Vous avez passé trois ans avec elle. Vous êtes-vous parfois sentie en danger?

Oui, parfois. Je n'ai pas mis dans mon film à quel point j'étais effrayée par moment et je me sentais menacée. Au départ, lorsque je la visitais, on me disait que c'était une menteuse qui cherchait à attirer la honte sur sa famille. Que je ne pouvais savoir la véritable histoire qui se déroulait sous le toit de cette maison. On me disait que Khatera recevait beaucoup d'hommes et que si je continuais à la fréquenter, je courais des risques. Non seulement j'étais une femme seule avec du matériel coûteux, qui valait plus que toute la maison, mais je fréquentais une menteuse. Mais dans les yeux de Khatera, je ne voyais que de l'innocence. Elle est plus jeune que moi, elle est plus belle que moi, enceinte, comment pouvais-je la laisser seule, rentrer chez moi, regarder la télévision et profiter de ma vie? Je lui ai fait confiance, avec mon cœur et pas avec ma tête. Je lui ai fait confiance à la première seconde.

Vous avez toujours du contact avec elle?

Oui, nous avons parlé la semaine dernière et nous nous sommes rencontrées alors que j'étais en France pour un festival il y à quelques mois. Mais vous savez, lorsqu'elle est arrivée en France, je suis restée avec elle durant les deux premiers mois. J'ai vécu avec elle et regardé comment je pouvais lui venir en aide. Beaucoup de femmes françaises l'ont aidée et soutenue. Elle a un fiancé aujourd'hui, donc elle n'est plus toute seule. Elle parle le français, va à l'école. Petit à petit, je réduis mon contact avec elle. Elle a sa nouvelle vie, elle doit se reconstruire. Nous sommes amies, mais je ne me sens plus responsable d'elle comme par le passé. C'est impossible pour moi et ce ne serait pas bien pour elle. Ce ne serait pas lui rendre service.
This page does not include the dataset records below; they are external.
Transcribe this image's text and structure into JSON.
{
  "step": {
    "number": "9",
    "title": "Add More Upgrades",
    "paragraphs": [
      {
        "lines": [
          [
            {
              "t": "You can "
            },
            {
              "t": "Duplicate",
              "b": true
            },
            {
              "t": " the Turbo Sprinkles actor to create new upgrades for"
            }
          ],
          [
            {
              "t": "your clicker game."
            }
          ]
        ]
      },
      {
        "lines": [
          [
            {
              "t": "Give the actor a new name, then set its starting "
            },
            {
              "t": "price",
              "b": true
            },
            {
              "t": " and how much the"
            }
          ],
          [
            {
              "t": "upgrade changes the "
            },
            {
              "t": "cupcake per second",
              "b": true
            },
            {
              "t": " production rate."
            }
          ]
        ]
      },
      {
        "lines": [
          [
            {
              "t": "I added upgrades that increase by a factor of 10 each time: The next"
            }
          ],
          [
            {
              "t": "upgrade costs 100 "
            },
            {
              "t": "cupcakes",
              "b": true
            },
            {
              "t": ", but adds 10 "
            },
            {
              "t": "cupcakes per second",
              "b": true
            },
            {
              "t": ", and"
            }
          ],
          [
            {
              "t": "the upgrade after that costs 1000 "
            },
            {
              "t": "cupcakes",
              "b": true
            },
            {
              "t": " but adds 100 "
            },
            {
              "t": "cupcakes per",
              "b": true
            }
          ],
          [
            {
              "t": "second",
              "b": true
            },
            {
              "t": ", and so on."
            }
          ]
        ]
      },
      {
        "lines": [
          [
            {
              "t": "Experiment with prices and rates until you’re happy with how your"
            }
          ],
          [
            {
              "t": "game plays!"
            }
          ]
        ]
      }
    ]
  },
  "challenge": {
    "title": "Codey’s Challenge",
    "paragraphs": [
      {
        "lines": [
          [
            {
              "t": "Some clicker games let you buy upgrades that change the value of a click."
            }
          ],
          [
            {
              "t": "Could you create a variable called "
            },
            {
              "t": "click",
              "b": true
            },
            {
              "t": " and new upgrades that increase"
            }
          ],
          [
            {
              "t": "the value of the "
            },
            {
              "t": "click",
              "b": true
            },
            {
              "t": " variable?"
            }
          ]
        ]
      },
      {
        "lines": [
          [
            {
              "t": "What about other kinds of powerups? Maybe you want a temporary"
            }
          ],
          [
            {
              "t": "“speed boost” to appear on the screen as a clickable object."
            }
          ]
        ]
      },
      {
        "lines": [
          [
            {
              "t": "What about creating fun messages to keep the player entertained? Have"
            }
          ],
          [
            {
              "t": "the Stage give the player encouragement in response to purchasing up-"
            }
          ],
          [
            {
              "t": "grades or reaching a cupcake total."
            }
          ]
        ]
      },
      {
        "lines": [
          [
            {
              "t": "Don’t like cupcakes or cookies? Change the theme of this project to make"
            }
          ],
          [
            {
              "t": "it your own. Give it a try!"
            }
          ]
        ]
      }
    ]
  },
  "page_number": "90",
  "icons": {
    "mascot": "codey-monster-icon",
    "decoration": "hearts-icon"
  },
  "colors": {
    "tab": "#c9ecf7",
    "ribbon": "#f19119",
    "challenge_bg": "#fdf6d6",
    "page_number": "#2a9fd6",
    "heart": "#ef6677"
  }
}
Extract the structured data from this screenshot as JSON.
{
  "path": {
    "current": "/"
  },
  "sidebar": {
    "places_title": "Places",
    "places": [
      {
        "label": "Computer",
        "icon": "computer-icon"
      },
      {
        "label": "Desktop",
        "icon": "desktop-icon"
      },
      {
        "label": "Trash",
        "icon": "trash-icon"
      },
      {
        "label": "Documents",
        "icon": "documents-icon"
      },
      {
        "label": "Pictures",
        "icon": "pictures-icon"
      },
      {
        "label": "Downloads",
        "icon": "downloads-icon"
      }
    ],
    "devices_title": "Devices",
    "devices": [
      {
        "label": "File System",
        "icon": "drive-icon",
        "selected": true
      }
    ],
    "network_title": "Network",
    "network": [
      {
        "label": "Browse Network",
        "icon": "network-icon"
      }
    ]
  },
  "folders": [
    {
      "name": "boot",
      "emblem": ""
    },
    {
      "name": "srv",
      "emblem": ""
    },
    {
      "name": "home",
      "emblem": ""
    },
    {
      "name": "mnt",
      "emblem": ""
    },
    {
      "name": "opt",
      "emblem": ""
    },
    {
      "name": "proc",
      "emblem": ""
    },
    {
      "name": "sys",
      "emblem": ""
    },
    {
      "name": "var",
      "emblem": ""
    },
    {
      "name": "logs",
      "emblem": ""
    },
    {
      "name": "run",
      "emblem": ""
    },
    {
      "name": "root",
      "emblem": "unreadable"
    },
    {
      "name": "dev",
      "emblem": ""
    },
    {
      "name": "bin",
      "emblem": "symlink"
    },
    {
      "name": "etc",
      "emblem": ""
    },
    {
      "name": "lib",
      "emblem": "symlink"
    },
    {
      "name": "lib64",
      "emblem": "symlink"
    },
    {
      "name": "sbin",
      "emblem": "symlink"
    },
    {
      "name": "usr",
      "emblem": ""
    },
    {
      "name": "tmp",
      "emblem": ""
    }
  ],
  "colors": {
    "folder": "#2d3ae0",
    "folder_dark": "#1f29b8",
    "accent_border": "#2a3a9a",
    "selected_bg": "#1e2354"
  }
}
Est-ce que votre documentaire a été projeté en Afghanistan?

Oui, trois fois.

Quelles ont été les réactions?

Plutôt bien. Le film a été soutenu, en particulier par de jeunes femmes et des féministes et certains activistes dans le domaine des droits humains. J'ai eu quelques mauvaises réactions et des menaces aussi. Certaines personnes voulaient envoyer Khatera en prison pour 20 ans. Ils n'aiment pas Khatera et ils ne m'aiment pas non plus. J'ai donné une image réelle de la part sombre d'une partie des afghans. J'ai montré leur face sombre. Les gens n'aiment pas lorsque l'on mettre cette part de la société. Peut-être parce qu'ils en ont peur. Peut-être ont-ils aussi peur d'eux-mêmes et de ce dont ils sont capables. Vous savez, il y a des réalités que l'on préfère ignorer, par confort. Et lorsqu'on vous y confronte, c'est comme une gifle en pleine figure!




Pouvez-vous travailler librement dans votre pays?

Pas tout le temps, non. Parfois je ne me sens pas en sécurité. Parfois j'ai vraiment besoin de protection. Mais je fais ce que j'ai à faire. J'espère que tout se passera bien et que je pourrai continuer mon travail. Bien sûr la peur ne m'accompagne pas au quotidien, mais j'y pense parfois. Je reçois beaucoup de messages, notamment sur les réseaux sociaux, qui me disent :"Pourquoi est-ce que tu montres une face sombre de notre pays? Pourquoi tu mets la honte sur notre pays? Pourquoi tu parles des afghans qui baisent leurs propres filles? Pourquoi tu parles des musulmans comme étant des baiseurs?" Alors ils me proposent d'autres sujets de films... mais je continue.

Quels sont aujourd'hui vos espoirs pour les femmes afghanes?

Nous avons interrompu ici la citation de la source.